Advertisers are gravitating more toward Facebook for video uploads with many willing to bid higher on the format to get their ads on the social network that now serves up more than four billion videos to users daily.
It is a sharp rise on the 3 billion daily views it reported in January, reflecting The momentum it gained in the last quarter. However, the company declined to say how much of the video spike came from ads versus user-uploaded content.
One key factor for the stellar viewing count is that videos uploaded to Facebook now play automatically, with each counted as a view if it appears in a person’s News Feed for three seconds or more even if they do not actually click on the video to watch.
The issue does not seem to have perturbed advertisers with many seemingly prepared to overlook it in favour of its strong targeting.
While it is still early days, video does displace other ads in the News Feed, the company revealed.
Speaking to analysts on a conference call yesterday evening (22 April), Facebook’s chief financial officer David Wehner said it meant that video is “effectively winning in the auction if it’s higher priced”.
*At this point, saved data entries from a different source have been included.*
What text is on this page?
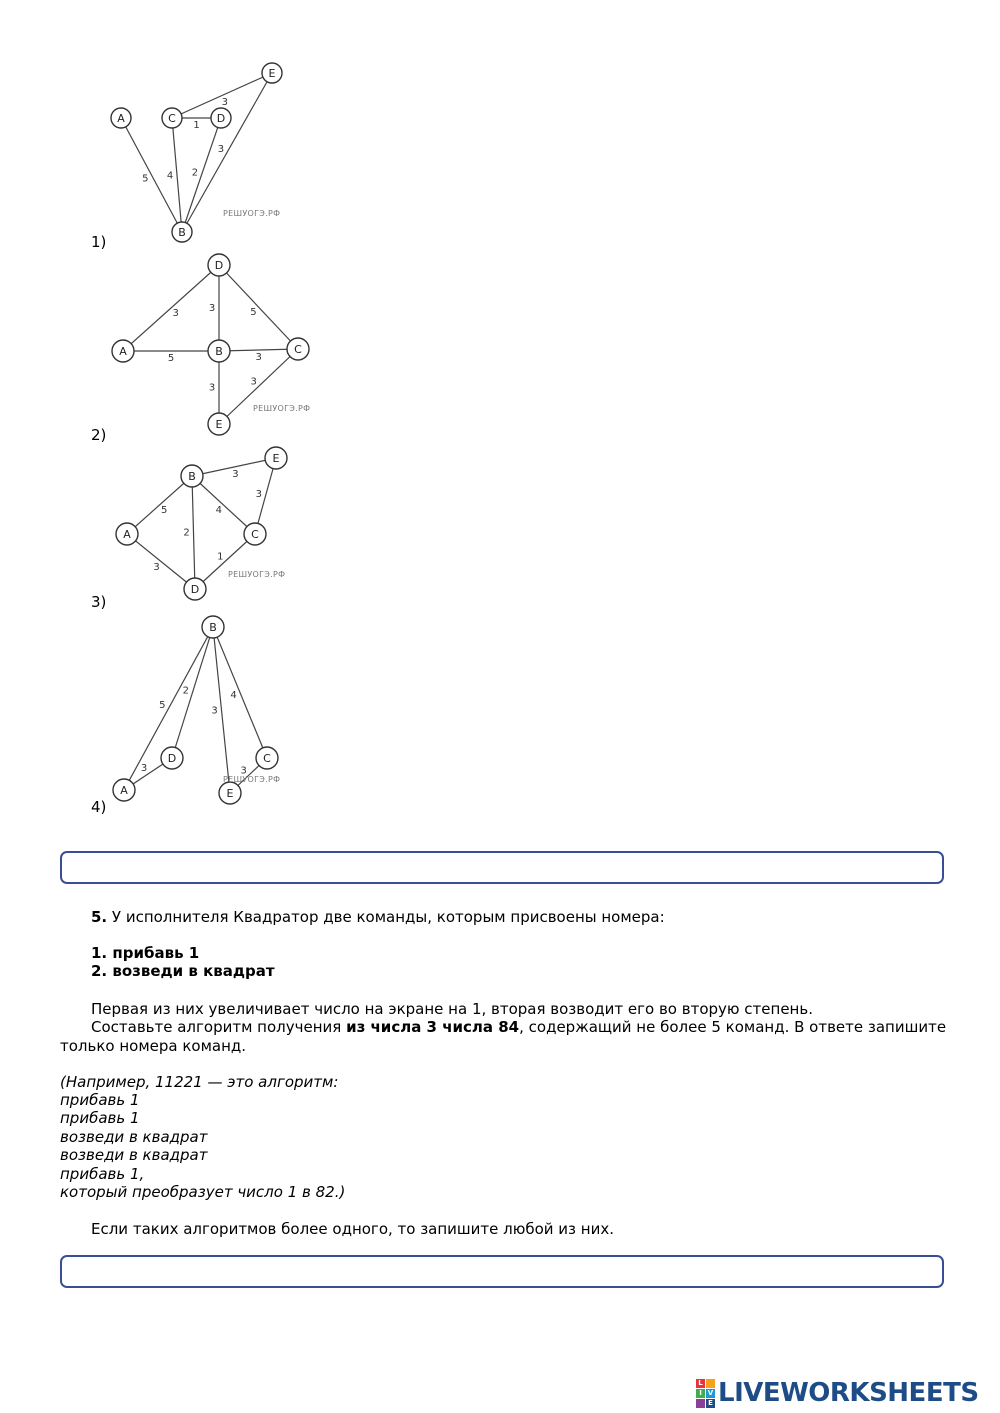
3
1
5 4 2
3
A
B
C	D
E
РЕШУОГЭ.РФ
1)
3	3	5
5	3
3
3
A	B	C
D
E
РЕШУОГЭ.РФ
2)
3
5	4
3
2
3
1
A
B
C
D
E
РЕШУОГЭ.РФ
3)
5
2
3
4
3	3
A
B
C
D
E
РЕШУОГЭ.РФ
4)
5. У исполнителя Квадратор две команды, которым присвоены номера:
1. прибавь 1
2. возведи в квадрат
Первая из них увеличивает число на экране на 1, вторая возводит его во вторую степень.
Составьте алгоритм получения из числа 3 числа 84, содержащий не более 5 команд. В ответе запишите
только номера команд.
(Например, 11221 — это алгоритм:
прибавь 1
прибавь 1
возведи в квадрат
возведи в квадрат
прибавь 1,
который преобразует число 1 в 82.)
Если таких алгоритмов более одного, то запишите любой из них.
L
I V
E LIVEWORKSHEETS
Buoyed by its burgeoning ad stack of Liverail, Atlas and Facebook Audience Network, the social network is looking to push more video, which command higher ad rates than other types of online ads, particularly through native.
“So if somebody’s willing to pay more for a video, it’s going to get served before another type of format ad,” Wehner added, though there’s not really a price differential advertisers are paying for video it’s just that they “are willing to bid for the format you want to show to the people that you want to show it to and that’s how the system works”.
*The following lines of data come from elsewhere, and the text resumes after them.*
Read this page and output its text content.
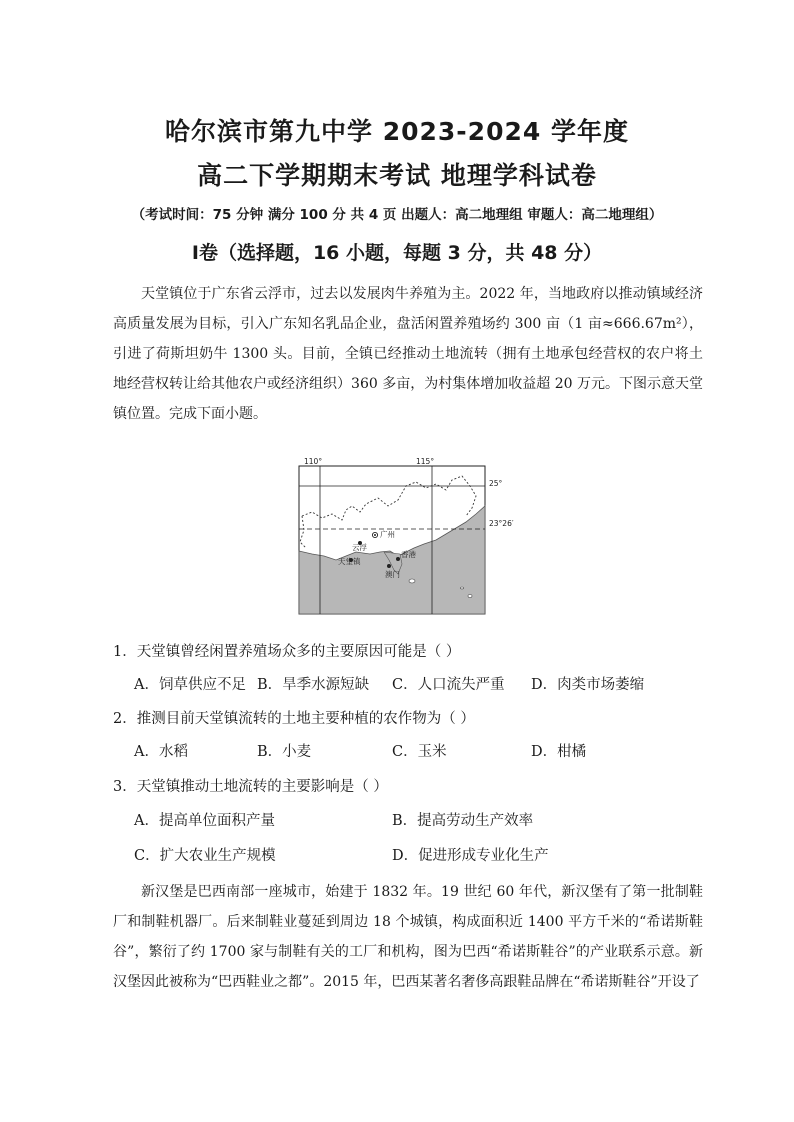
哈尔滨市第九中学 2023-2024 学年度
高二下学期期末考试 地理学科试卷
（考试时间：75 分钟 满分 100 分 共 4 页 出题人：高二地理组 审题人：高二地理组）
Ⅰ卷（选择题，16 小题，每题 3 分，共 48 分）

天堂镇位于广东省云浮市，过去以发展肉牛养殖为主。2022 年，当地政府以推动镇域经济高质量发展为目标，引入广东知名乳品企业，盘活闲置养殖场约 300 亩（1 亩≈666.67m²），引进了荷斯坦奶牛 1300 头。目前，全镇已经推动土地流转（拥有土地承包经营权的农户将土地经营权转让给其他农户或经济组织）360 多亩，为村集体增加收益超 20 万元。下图示意天堂镇位置。完成下面小题。

110°	115°
25°
23°26′
广州
云浮
天堂镇
香港
澳门
1．天堂镇曾经闲置养殖场众多的主要原因可能是（ ）
A．饲草供应不足 B．旱季水源短缺 C．人口流失严重 D．肉类市场萎缩
2．推测目前天堂镇流转的土地主要种植的农作物为（ ）
A．水稻	B．小麦	C．玉米	D．柑橘
3．天堂镇推动土地流转的主要影响是（ ）
A．提高单位面积产量	B．提高劳动生产效率
C．扩大农业生产规模	D．促进形成专业化生产

新汉堡是巴西南部一座城市，始建于 1832 年。19 世纪 60 年代，新汉堡有了第一批制鞋厂和制鞋机器厂。后来制鞋业蔓延到周边 18 个城镇，构成面积近 1400 平方千米的“希诺斯鞋谷”，繁衍了约 1700 家与制鞋有关的工厂和机构，图为巴西“希诺斯鞋谷”的产业联系示意。新汉堡因此被称为“巴西鞋业之都”。2015 年，巴西某著名奢侈高跟鞋品牌在“希诺斯鞋谷”开设了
Ultimately, Facebook sees video as a way to pull more marketers to mobile. More than seven in 10 (75 per cent) of global video views on the social network occur on mobile, which now accounts for almost 75 per cent of its revenue. Mobile ad sales rocketed 59 per cent year-on-year to $2.59bn in the three months to March, while total earnings hit $3.54bn, up more than 40 per cent from a year earlier.
Debra Aho Williamson, principal analyst at eMarketer, said the results offered a “better idea” of how the company's various properties are coming together.
"However, we're still waiting for indications of how much ad revenue Facebook is getting from Instagram, and it will be important in coming quarters for the company to start to show how much momentum it's gaining in video advertising and off-Facebook ad targeting,” she added.
Looking ahead, the business will push harder for brands to synchronise their Facebook and Instagram campaigns in order to target more video to more people. Speaking on the same earnings call, chief operating officer Sheryl Sandberg used Lionsgate’s current ad campaign as an example of how an advertiser targeted young women with multiple videos on Instagram over the last few weeks before retargeting the audience from the burst of activity on Facebook.
Despite the growth of its mobile offering and richness of its targeting, Facebook believes there is still massive headway for growth. “Even for the largest clients we have, we are a very small part of their budget,” said Sandberg.
“I don’t think we have any large clients, if you look at 25 per cent in the US of consumer media is on mobile and then 20 per cent of mobile time goes to Facebook and Instagram would be 5 per cent of US consumer media time. With our largest clients, we’re not close to 5 per cent of their spend. And so I think we have a considerable opportunity to grow and we also expect those underlying numbers in time spent on mobile to grow.”